Katrin Nemec
Katrin Nemec arrive dans le catalogue avec un nom qui porte une résonance centre-européenne et un seul crédit, ce qui suffit à installer une attente de rigueur: des espaces bien dessinés, des silences qui ne décorent pas, une peur qui se tient droite avant de frapper. L'horreur européenne, quand elle choisit cette voie, n'a pas besoin de crier pour devenir implacable.
Nemec semble appartenir à un cinéma de l'ordre menacé. Le cinéma d'horreur fonctionne souvent par irruption, mais il peut être plus troublant lorsqu'il montre un ordre qui se révèle déjà violent. Une institution, une famille, une règle collective, une simple habitude peuvent devenir des appareils d'enfermement. La peur ne vient pas d'un dehors monstrueux. Elle surgit de l'intérieur du système.
Le crédit unique met en avant cette possible précision. On ne peut pas construire une chronologie. Il faut penser le film comme un dispositif. Qu'est-ce qui y enferme les personnages? Qu'est-ce qui empêche la parole? Quel détail indique que tout le monde connaît la règle sauf celle ou celui qui va en payer le prix? Ces questions sont au cœur de l'épouvante la plus durable.
La proximité avec le folk horror peut se comprendre sans réduire Nemec à une imagerie de village ou de rituel. Le folk horror véritable parle de communauté, de coutume, de violence ancienne.
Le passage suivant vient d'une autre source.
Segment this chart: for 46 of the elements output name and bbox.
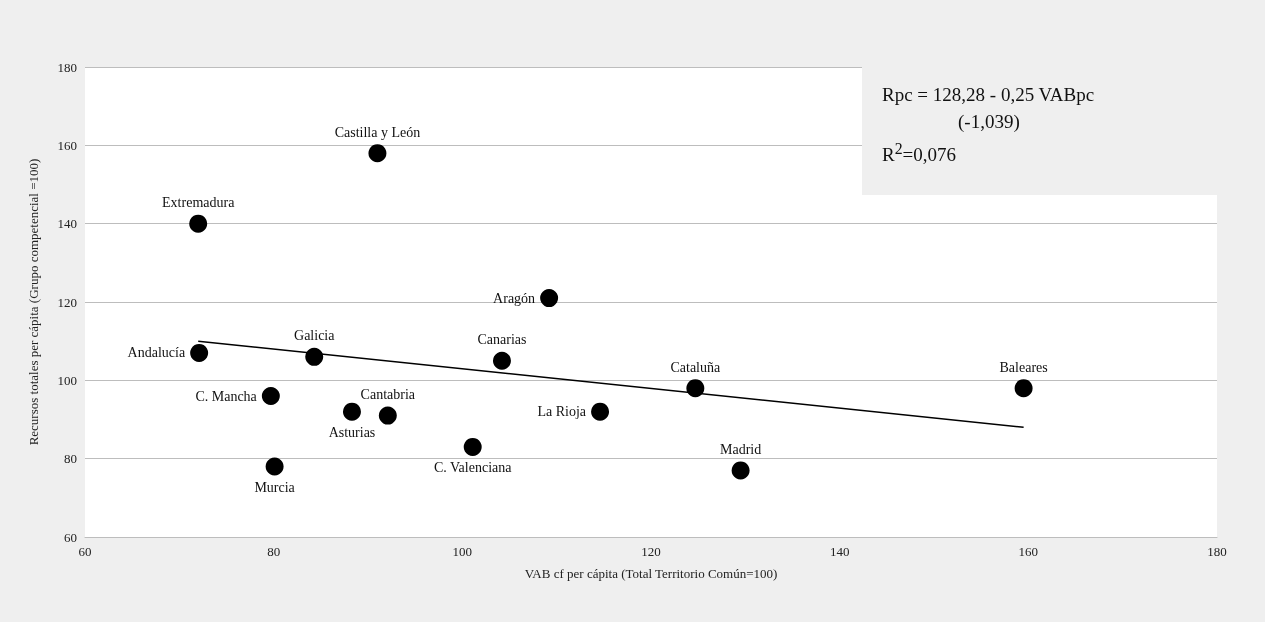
annotation: Madrid <box>720 441 762 457</box>
y-tick-label: 100 <box>57 372 77 388</box>
annotation: Extremadura <box>162 195 236 211</box>
x-tick-label: 80 <box>267 544 281 559</box>
point <box>189 214 208 233</box>
annotation: Cataluña <box>670 359 721 375</box>
point <box>1014 379 1033 398</box>
point <box>731 461 750 480</box>
text-box: Rpc = 128,28 - 0,25 VABpc (-1,039) R$^{2}$=0,076 <box>862 67 1217 195</box>
x-tick-label: 180 <box>1207 544 1227 559</box>
annotation: Baleares <box>999 359 1048 375</box>
annotation: Cantabria <box>360 387 416 403</box>
y-tick-label: 180 <box>57 59 77 75</box>
annotation: Murcia <box>254 480 296 495</box>
x-tick-label: 120 <box>641 544 661 559</box>
point <box>190 343 209 362</box>
y-axis-title: Recursos totales per cápita (Grupo competencial =100) <box>26 158 41 446</box>
annotation: La Rioja <box>537 404 587 420</box>
point <box>265 457 284 476</box>
x-axis-title: VAB cf per cápita (Total Territorio Común=100) <box>524 566 778 581</box>
point <box>342 402 361 421</box>
point <box>463 437 482 456</box>
point <box>591 402 610 421</box>
x-tick-label: 140 <box>829 544 850 559</box>
y-tick-label: 80 <box>64 451 77 467</box>
annotation: Castilla y León <box>334 124 421 140</box>
annotation: C. Mancha <box>195 388 258 404</box>
y-tick-label: 60 <box>64 529 77 545</box>
annotation: Asturias <box>328 425 376 441</box>
annotation: Andalucía <box>127 345 186 361</box>
point <box>492 351 511 370</box>
point <box>378 406 397 425</box>
point <box>540 289 559 308</box>
point <box>368 144 387 163</box>
x-tick-label: 160 <box>1018 544 1039 559</box>
point <box>686 379 705 398</box>
annotation: Canarias <box>477 332 527 348</box>
y-tick-label: 120 <box>57 294 77 310</box>
annotation: Aragón <box>493 290 536 306</box>
point <box>261 387 280 405</box>
y-tick-label: 140 <box>57 216 77 232</box>
annotation: C. Valenciana <box>433 460 513 476</box>
x-tick-label: 100 <box>452 544 473 559</box>
x-tick-label: 60 <box>78 544 92 559</box>
annotation: Galicia <box>294 328 336 344</box>
y-tick-label: 160 <box>57 137 77 153</box>
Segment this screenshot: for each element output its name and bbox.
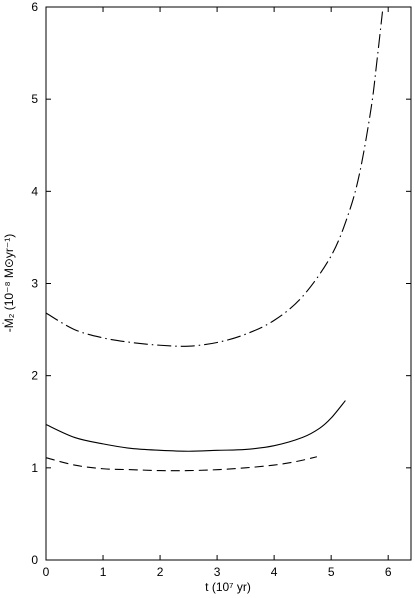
ticks-layer: 0 1 2 3 4 5 6 0 1 2 3 4 5 6	[31, 0, 411, 579]
y-tick-label-6: 6	[31, 0, 38, 14]
series-line-dashed	[45, 456, 318, 472]
y-tick-label-3: 3	[31, 277, 38, 291]
series-layer	[45, 11, 384, 472]
x-tick-label-1: 1	[100, 565, 107, 579]
y-tick-label-5: 5	[31, 92, 38, 106]
series-line-solid	[45, 400, 346, 452]
x-tick-label-0: 0	[43, 565, 50, 579]
y-tick-label-4: 4	[31, 184, 38, 198]
plot-frame	[45, 6, 412, 561]
y-tick-label-1: 1	[31, 461, 38, 475]
y-axis-label: -Ṁ₂ (10⁻⁸ M⊙yr⁻¹)	[2, 234, 16, 332]
x-tick-label-6: 6	[385, 565, 392, 579]
x-tick-label-2: 2	[157, 565, 164, 579]
x-tick-label-5: 5	[328, 565, 335, 579]
x-tick-label-3: 3	[214, 565, 221, 579]
x-tick-label-4: 4	[271, 565, 278, 579]
x-axis-label: t (10⁷ yr)	[205, 580, 251, 594]
series-line-dash-dot	[45, 11, 384, 347]
y-tick-label-0: 0	[31, 553, 38, 567]
y-tick-label-2: 2	[31, 369, 38, 383]
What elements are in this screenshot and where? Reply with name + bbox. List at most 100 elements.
Il peut exister dans un paysage rural, mais aussi dans un groupe contemporain où les gestes hérités n'ont jamais été interrogés. Nemec semble intéressante si elle travaille ce point: la tradition comme machine discrète de contrainte.
Le court métrage donne à cette idée une efficacité particulière. En peu de temps, il peut montrer un monde dont les règles sont déjà en place. Le spectateur arrive trop tard, comme souvent dans le genre. Il découvre les signes après ceux qui les ont acceptés depuis longtemps. Ce retard produit une inquiétude spécifique: nous sentons qu'un pacte existe, mais personne ne nous en donne les termes.
Les années 2020 ont rendu ce type de récit particulièrement lisible. Après le retour critique du folk horror et des horreurs lentes, les spectateurs savent mieux reconnaître la violence des coutumes, des microcommunautés, des familles fermées. Nemec peut s'inscrire dans cette attention sans céder à la citation. Le plus important n'est pas de convoquer des symboles anciens, mais de filmer la manière dont une règle survit dans un geste banal.
Cette horreur demande une grande maîtrise du cadre. Le groupe doit être lisible. Les distances entre les corps doivent dire quelque chose. Une personne placée au centre peut être une victime, une élue, une accusée. Une personne laissée au bord peut détenir le vrai pouvoir. Le cinéma de Nemec, tel qu'on peut le lire ici, gagne à faire confiance à ces positions plutôt qu'à l'explication verbale.
Pour CaSTV, Katrin Nemec ajoute une ligne austère et précieuse. Son crédit unique rappelle que le genre n'est pas seulement une affaire d'invention monstrueuse. Il est aussi une enquête sur les formes de l'obéissance. Pourquoi accepte-t-on une règle absurde? Qui profite du silence? Quand la peur devient-elle une méthode de gouvernance? L'horreur de Nemec semble se situer là, dans cette zone où l'ordre social a déjà signé le pacte avant même l'arrivée du spectateur.